Good morning. My name is Mark Ridenour, and I come here to offer testimony in support of SB 117 as a citizen of this state. I also bring my experience as a graduate of Miami University of Ohio and Chair Emeritus of its board of trustees. I am a current member and officer of the board of directors of the American Council of Trustees and Alumni, deeply focused on issues of educational excellence in American higher education.
American civic life is what binds us together. It has been my honor to serve on the boards of many nonprofit organizations, including several independent high schools, Lourdes University in Sylvania, Ohio, the Toledo Zoological Society, Mercy Health Partners, and I am the Founding President of the Susan G. Komen Foundation’s Northwest Ohio Affiliate. I believe in public service!
It is this focus on the urgency of better and deeper civic education in higher education that brings me here today.
One thing I would like to emphasize above all. For the legislature to appropriate funding through SB 117 to two of Ohio’s public universities to establish a new center at The Ohio State University and a new Institute at the University of Toledo is a gift to Ohio and to the nation.
Across the nation, discerning public leaders and legislators have answered to the taxpayers of their states by establishing programs, resources, and guidelines for publicly funded institutions of higher learning. Arizona State University’s School of Civic and Economic Thought and Leadership, founded with funding from the Arizona state legislature, can boast in its sixth year:
- A new undergraduate major and minor in Civic and Economic Thought and Leadership: enrollments have climbed to 900 students in 2020-21, with 70 majors and 40 minors.
- A master’s degree in Classical Liberal Education and Leadership.
- A State Seal of Civic Literacy for high school diplomas
- A Civic Literacy Curriculum for Arizona teachers to help them “prepare the next generation of leaders for American political and civil society”

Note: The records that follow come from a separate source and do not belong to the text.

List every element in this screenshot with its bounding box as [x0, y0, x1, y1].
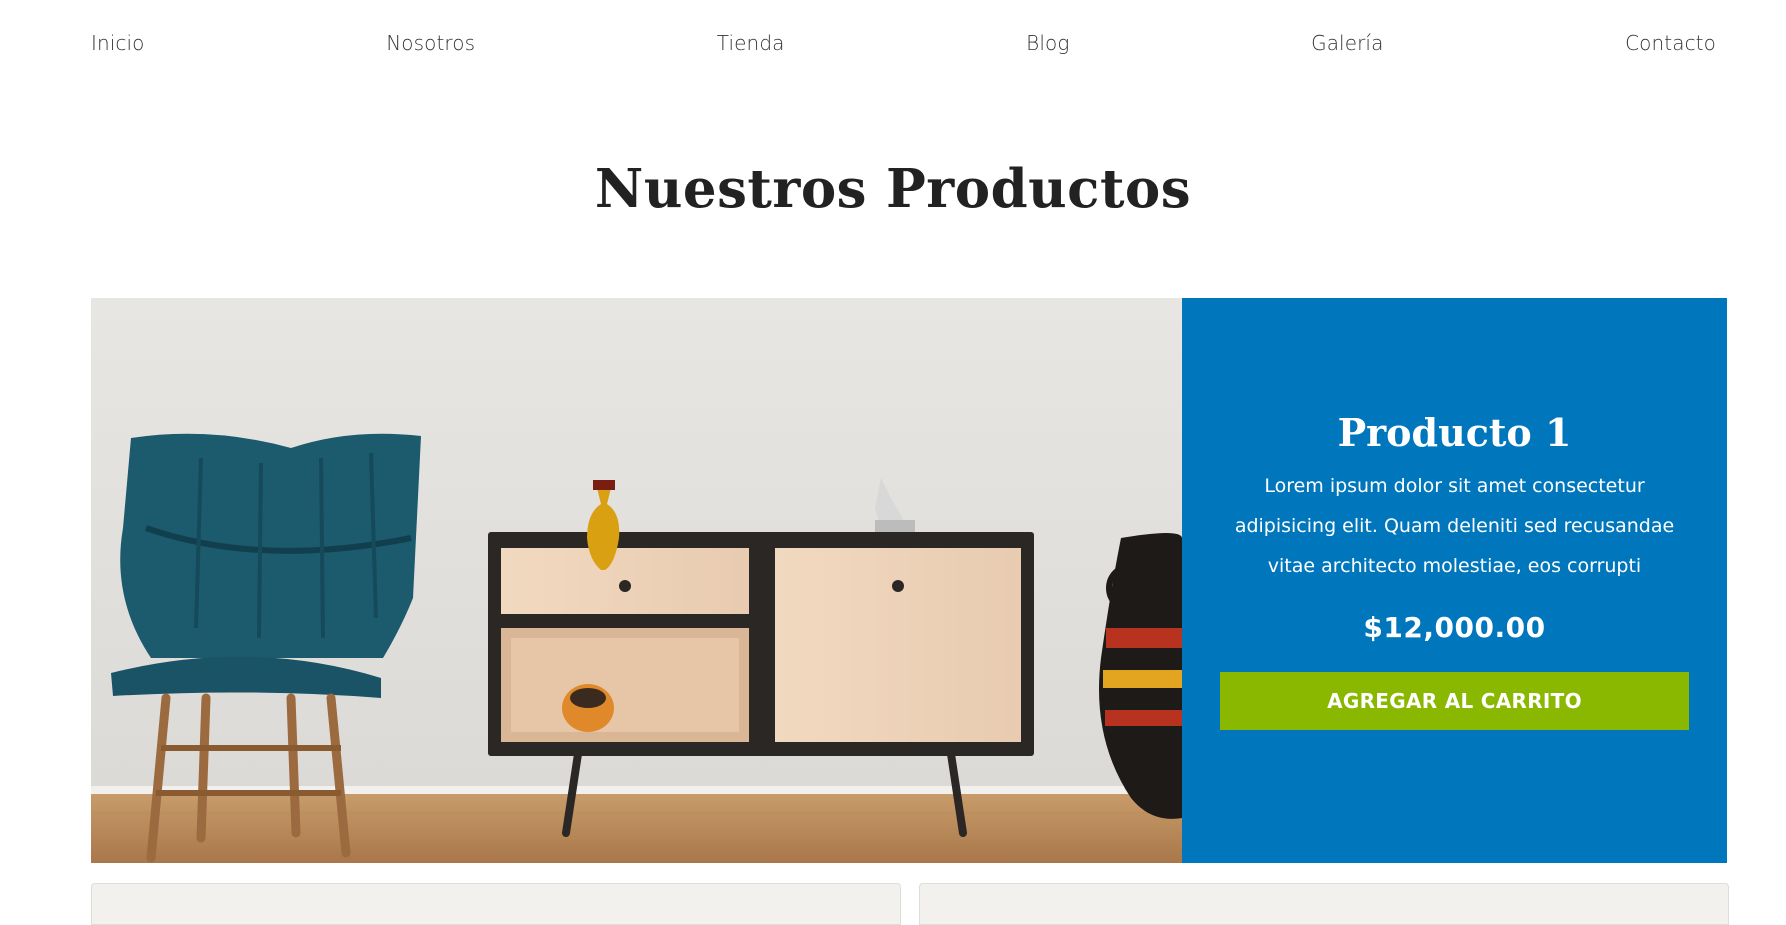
nav-link-galeria[interactable]: Galería: [1311, 31, 1383, 55]
nav-link-nosotros[interactable]: Nosotros: [386, 31, 475, 55]
product-info-panel: Producto 1 Lorem ipsum dolor sit amet co…: [1182, 298, 1727, 863]
nav-link-tienda[interactable]: Tienda: [717, 31, 785, 55]
product-name: Producto 1: [1337, 410, 1572, 455]
product-card: Producto 1 Lorem ipsum dolor sit amet co…: [91, 298, 1727, 863]
page-title: Nuestros Productos: [594, 158, 1192, 220]
product-thumbnail-right[interactable]: [919, 883, 1729, 925]
product-description: Lorem ipsum dolor sit amet consectetur a…: [1234, 474, 1675, 577]
nav-link-inicio[interactable]: Inicio: [91, 31, 145, 55]
nav-link-contacto[interactable]: Contacto: [1625, 31, 1716, 55]
product-thumbnail-left[interactable]: [91, 883, 901, 925]
nav-link-blog[interactable]: Blog: [1026, 31, 1069, 55]
add-to-cart-button[interactable]: AGREGAR AL CARRITO: [1220, 671, 1689, 730]
main-nav: Inicio Nosotros Tienda Blog Galería Cont…: [91, 26, 1716, 60]
product-price: $12,000.00: [1363, 610, 1546, 644]
product-image: [91, 298, 1182, 863]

- A Summer Civic Leadership Institute for high school students
- New research in American political thought
- A Civic Discourse Lecture Series for the public
I raise the Arizona State model not to say that it is precisely what these two great Ohio institutions should develop, but to show the vast potential that such new, independent institutes or centers can have to provide educational opportunities that just haven’t been happening on campuses around the nation. Such centers or institutes represent a growing, national movement, witness the Hamilton Center at the University of Florida, the newly proposed School of Civic Life and Leadership at the University of North Carolina at Chapel Hill, and the Institute of American Civics at the University of Tennessee. Ohio should not be left behind. The commitment of these institutions to open debate and discourse and to intellectual diversity addresses a desperate need both on campus and in American society at large.
On that last point, a Pew Research poll last August showed that just in the last six years, the percentage of Americans who find members of the other political party to be “immoral” has risen roughly 30%. The charge of “unintelligent” has risen 20%. As a nation, we are in peril when we exile the better angels of our nature and demonize rather than talk openly as citizens of a free society. It is time for higher education to be part of the solution. That is one of the reasons I cherish the intent of SB 117.

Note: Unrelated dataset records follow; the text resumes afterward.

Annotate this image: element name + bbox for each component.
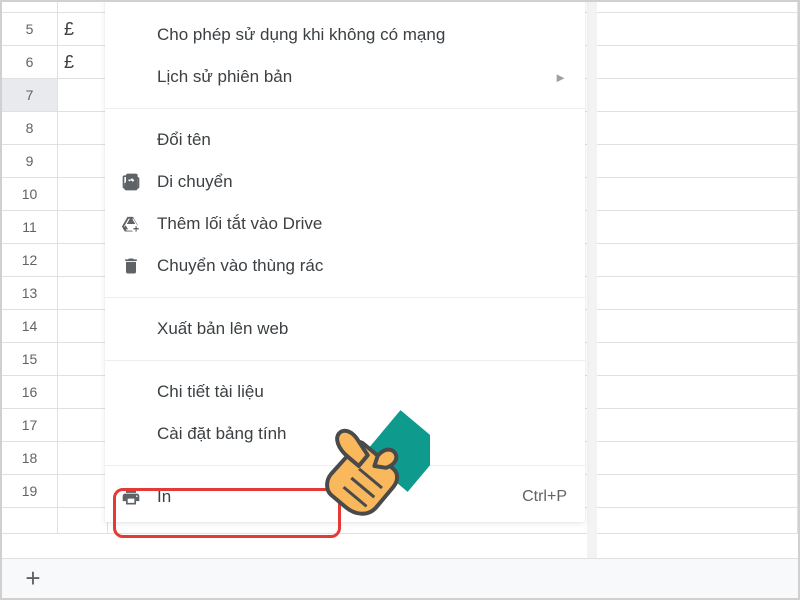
row-header[interactable]: 13: [2, 277, 58, 309]
menu-separator: [105, 108, 585, 109]
cell[interactable]: [58, 442, 108, 474]
menu-item-rename[interactable]: Đổi tên: [105, 119, 585, 161]
menu-item-label: Cho phép sử dụng khi không có mạng: [157, 25, 567, 45]
row-header[interactable]: 19: [2, 475, 58, 507]
cell[interactable]: [58, 409, 108, 441]
menu-item-spreadsheet-settings[interactable]: Cài đặt bảng tính: [105, 413, 585, 455]
menu-item-label: Lịch sử phiên bản: [157, 67, 548, 87]
svg-text:+: +: [134, 224, 139, 234]
menu-item-details[interactable]: Chi tiết tài liệu: [105, 371, 585, 413]
row-header[interactable]: 5: [2, 13, 58, 45]
chevron-right-icon: ►: [554, 70, 567, 85]
menu-item-label: Xuất bản lên web: [157, 319, 567, 339]
menu-item-publish[interactable]: Xuất bản lên web: [105, 308, 585, 350]
cell[interactable]: [58, 508, 108, 533]
menu-item-version-history[interactable]: Lịch sử phiên bản ►: [105, 56, 585, 98]
file-context-menu: Cho phép sử dụng khi không có mạng Lịch …: [105, 0, 585, 522]
row-header[interactable]: [2, 508, 58, 533]
row-header[interactable]: 18: [2, 442, 58, 474]
menu-item-print[interactable]: In Ctrl+P: [105, 476, 585, 518]
menu-item-label: Cài đặt bảng tính: [157, 424, 567, 444]
row-header[interactable]: 17: [2, 409, 58, 441]
row-header[interactable]: 7: [2, 79, 58, 111]
cell[interactable]: [58, 277, 108, 309]
menu-separator: [105, 360, 585, 361]
cell[interactable]: [58, 475, 108, 507]
menu-item-label: Đổi tên: [157, 130, 567, 150]
trash-icon: [121, 256, 157, 276]
menu-item-label: Thêm lối tắt vào Drive: [157, 214, 567, 234]
sheet-tab-bar: +: [2, 558, 798, 598]
cell[interactable]: [58, 376, 108, 408]
cell[interactable]: £: [58, 46, 108, 78]
menu-item-move[interactable]: Di chuyển: [105, 161, 585, 203]
menu-separator: [105, 297, 585, 298]
menu-item-add-shortcut[interactable]: + Thêm lối tắt vào Drive: [105, 203, 585, 245]
row-header[interactable]: 4: [2, 0, 58, 12]
row-header[interactable]: 8: [2, 112, 58, 144]
cell[interactable]: [58, 145, 108, 177]
cell[interactable]: £: [58, 13, 108, 45]
drive-add-icon: +: [121, 214, 157, 234]
print-icon: [121, 487, 157, 507]
row-header[interactable]: 9: [2, 145, 58, 177]
menu-item-label: Chuyển vào thùng rác: [157, 256, 567, 276]
cell[interactable]: [58, 112, 108, 144]
menu-item-label: [157, 0, 567, 14]
cell[interactable]: [58, 211, 108, 243]
cell[interactable]: [58, 343, 108, 375]
row-header[interactable]: 6: [2, 46, 58, 78]
menu-item-offline[interactable]: Cho phép sử dụng khi không có mạng: [105, 14, 585, 56]
row-header[interactable]: 10: [2, 178, 58, 210]
menu-item-truncated-top[interactable]: [105, 0, 585, 14]
row-header[interactable]: 14: [2, 310, 58, 342]
row-header[interactable]: 15: [2, 343, 58, 375]
menu-item-trash[interactable]: Chuyển vào thùng rác: [105, 245, 585, 287]
menu-item-label: In: [157, 487, 522, 507]
folder-move-icon: [121, 172, 157, 192]
add-sheet-button[interactable]: +: [16, 562, 50, 596]
menu-item-label: Chi tiết tài liệu: [157, 382, 567, 402]
menu-separator: [105, 465, 585, 466]
cell[interactable]: [58, 310, 108, 342]
row-header[interactable]: 16: [2, 376, 58, 408]
scrollbar-track[interactable]: [587, 0, 597, 560]
cell[interactable]: [58, 178, 108, 210]
row-header[interactable]: 12: [2, 244, 58, 276]
cell[interactable]: £: [58, 0, 108, 12]
keyboard-shortcut: Ctrl+P: [522, 488, 567, 506]
cell[interactable]: [58, 79, 108, 111]
menu-item-label: Di chuyển: [157, 172, 567, 192]
row-header[interactable]: 11: [2, 211, 58, 243]
cell[interactable]: [58, 244, 108, 276]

I speak now as a former board chair of Miami University of Ohio. The responsibilities charged to the boards of trustees in SB117 are fully appropriate and in line with the notion of shared governance. Too often, the adjective “shared” is elided from our understanding of shared governance. Trustees cannot and must not abandon their duty to be guardians of academic excellence. Their role is far more important than selecting the president and approving the budget. They are the crucial interface between the educational imperatives of the campus and the needs of business, industry, government, and society at large. It indicates no disrespect to faculty expertise for the trustees appointed by the governor (or, indeed, for legislators elected by the people) to be active interlocutors in ensuring that those who attend our public institutions leave ready for challenging careers and engaged, informed citizenship. When those who answer the public recognize the need for new programs and new academic requirements, they are acting in accord with shared governance and academic freedom. I say bravo to Senators Cirino and McColley for sponsoring this bill. My only quibble is that it is not sufficiently expansive: we need such a center at Miami University of Ohio, and I am sure there are other public universities in this state that would welcome such opportunities.

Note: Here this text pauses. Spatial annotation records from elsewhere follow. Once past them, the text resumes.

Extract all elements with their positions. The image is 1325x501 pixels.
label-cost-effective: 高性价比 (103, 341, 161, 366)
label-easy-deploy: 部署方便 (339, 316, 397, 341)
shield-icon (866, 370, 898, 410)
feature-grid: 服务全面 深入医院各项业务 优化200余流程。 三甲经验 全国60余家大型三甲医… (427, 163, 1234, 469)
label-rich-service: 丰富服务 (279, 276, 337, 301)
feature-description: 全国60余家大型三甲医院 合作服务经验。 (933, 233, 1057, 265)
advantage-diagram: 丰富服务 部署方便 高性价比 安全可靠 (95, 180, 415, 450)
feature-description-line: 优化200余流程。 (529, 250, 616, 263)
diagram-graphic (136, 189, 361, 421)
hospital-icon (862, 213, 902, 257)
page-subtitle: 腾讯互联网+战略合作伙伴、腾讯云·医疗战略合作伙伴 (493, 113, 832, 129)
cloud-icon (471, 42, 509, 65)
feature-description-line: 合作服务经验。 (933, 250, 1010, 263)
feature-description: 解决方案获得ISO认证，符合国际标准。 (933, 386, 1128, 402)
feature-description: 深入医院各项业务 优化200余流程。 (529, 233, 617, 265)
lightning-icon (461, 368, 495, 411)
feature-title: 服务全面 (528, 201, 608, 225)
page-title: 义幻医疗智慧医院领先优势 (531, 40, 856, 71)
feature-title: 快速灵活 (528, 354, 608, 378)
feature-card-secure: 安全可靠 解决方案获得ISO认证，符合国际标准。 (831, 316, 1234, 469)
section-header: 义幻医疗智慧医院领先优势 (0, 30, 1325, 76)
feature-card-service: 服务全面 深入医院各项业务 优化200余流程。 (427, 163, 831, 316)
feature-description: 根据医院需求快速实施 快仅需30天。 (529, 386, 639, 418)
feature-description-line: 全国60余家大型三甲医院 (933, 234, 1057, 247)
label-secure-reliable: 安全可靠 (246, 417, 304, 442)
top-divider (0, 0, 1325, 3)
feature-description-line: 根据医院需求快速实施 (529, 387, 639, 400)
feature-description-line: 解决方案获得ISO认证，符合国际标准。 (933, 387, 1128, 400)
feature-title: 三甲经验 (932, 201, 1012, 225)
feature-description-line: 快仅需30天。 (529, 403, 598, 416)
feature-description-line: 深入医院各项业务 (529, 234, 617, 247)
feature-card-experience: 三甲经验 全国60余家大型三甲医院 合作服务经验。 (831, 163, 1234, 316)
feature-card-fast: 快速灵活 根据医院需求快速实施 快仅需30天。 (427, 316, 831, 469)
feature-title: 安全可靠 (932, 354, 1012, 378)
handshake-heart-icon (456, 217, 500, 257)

If a tall, red-haired gentleman from Virginia’s past named Thomas Jefferson were to stride into this room, I anticipate he might say something to this effect: “ When my fellow commissioners for the University of Virginia met on August 4, 1818 at the Rockfish Gap tavern – back then, we knew how to schedule a board meeting! – we acknowledged that we were there to answer to the requirement of the Legislature for the development of the higher branches of education. And we were very specific about what that meant:
To form the statesmen, legislators, and judges, on whom public prosperity and individual happiness are so much to depend
To expound the principles and structure of government
Good sirs, I applaud you for doing exactly what the elected representatives of the people should do. I cannot add to what I imagine Thomas Jefferson would have said.
Thank you for the opportunity to offer, respectfully, my own thoughts as a citizen of Ohio and those of our ACTA and our Chairman, a Nevada resident and another proud Miami graduate, John A. Altman. Classic liberal arts education is not a quagmire, it is an opportunity to be excellent and restore our traditions of debate, academic exploration, and free expression.